Nie wiem, czy powinnam, bo to nie jest wątek na którym pisze, ale dorzuce swoje trzy grosze..
Pati85, myśle że nie powinnaś się gniewać i obrażać na to co dziewczyny napisały.. bo na pewno nie chciały Cię urazić, ale raczej pisały co myślą, a że to forum, to każda z nas ma prawo napisać co myśli i czuje, czy się to komuś podoba czy nie, bo przecież życie nie polega tylko na słodzeniu sobie na wzajem, ale na mówieniu prawdy..
A jeśli chodzi o Twojego Synka, to myśle, że dziecko w tym wieku, raczej nie jest wredne, bo samo z siebie nie potrafi, no chyba że widzi wśród najbliższych takie wzorce, ale myśle że i Ty i Twój mąż odnosicie sie do siebie z szacunkiem i miłością
Na pewno jest marudą, chce robić wszystko sam i chce pokazać, że to on ma zawsze racje.. Jedyną radą i metodą, jest nie pozwalać mu na to czego mu nie wolno i nie dawać mu tego czego chce po 20 minutach ryku, tylko po to żeby się w koncu uspokoił, albo bo wstyd, bo ludzie patrzą..

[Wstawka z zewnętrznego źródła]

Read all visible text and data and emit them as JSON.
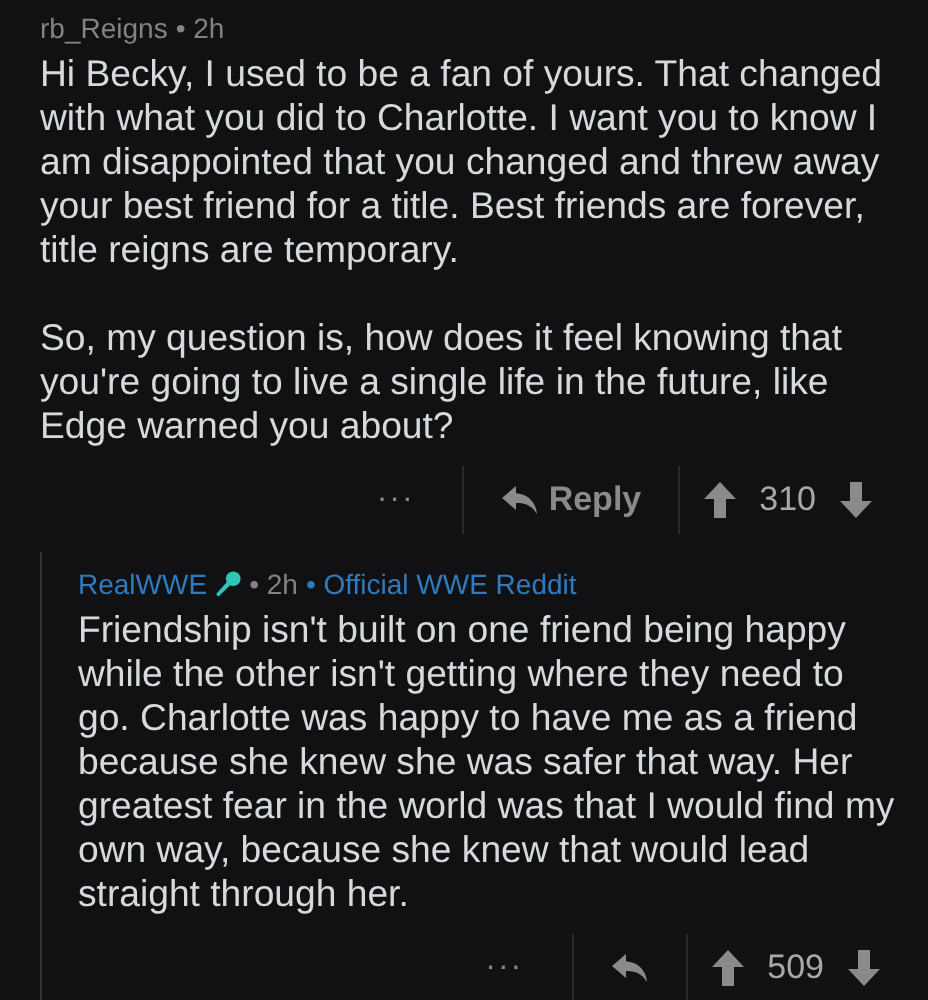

Powiem Ci, że nasz syn bardzo chce żeby jego było zawsze na górze, ostatnio rozniósł mi całą zastawe po mieszkaniu, wiec od miesiąca mamzawiązaną szafke, z początku protestował strasznie, że nie może tam już zaglądać, układać, wynosić, ale teraz jak widzi, że nie ma sznurka, to jeśli ma go w swoim zasięgu, bierze i leci do nas i chce żeby go zawiązać, to samo z szafką z garnkami, z sypkimi rzeczami, nauczył się że nie wolno wylewać psu wody z miski, wchodzić do niej nogami, albo siadać dupcią i czekać aż pielucha przemoknie, wrzucac całej roliki papieru toaletoewgo do kibelka, albo ściągać kubków z blatu, czy garnków z kuchenki..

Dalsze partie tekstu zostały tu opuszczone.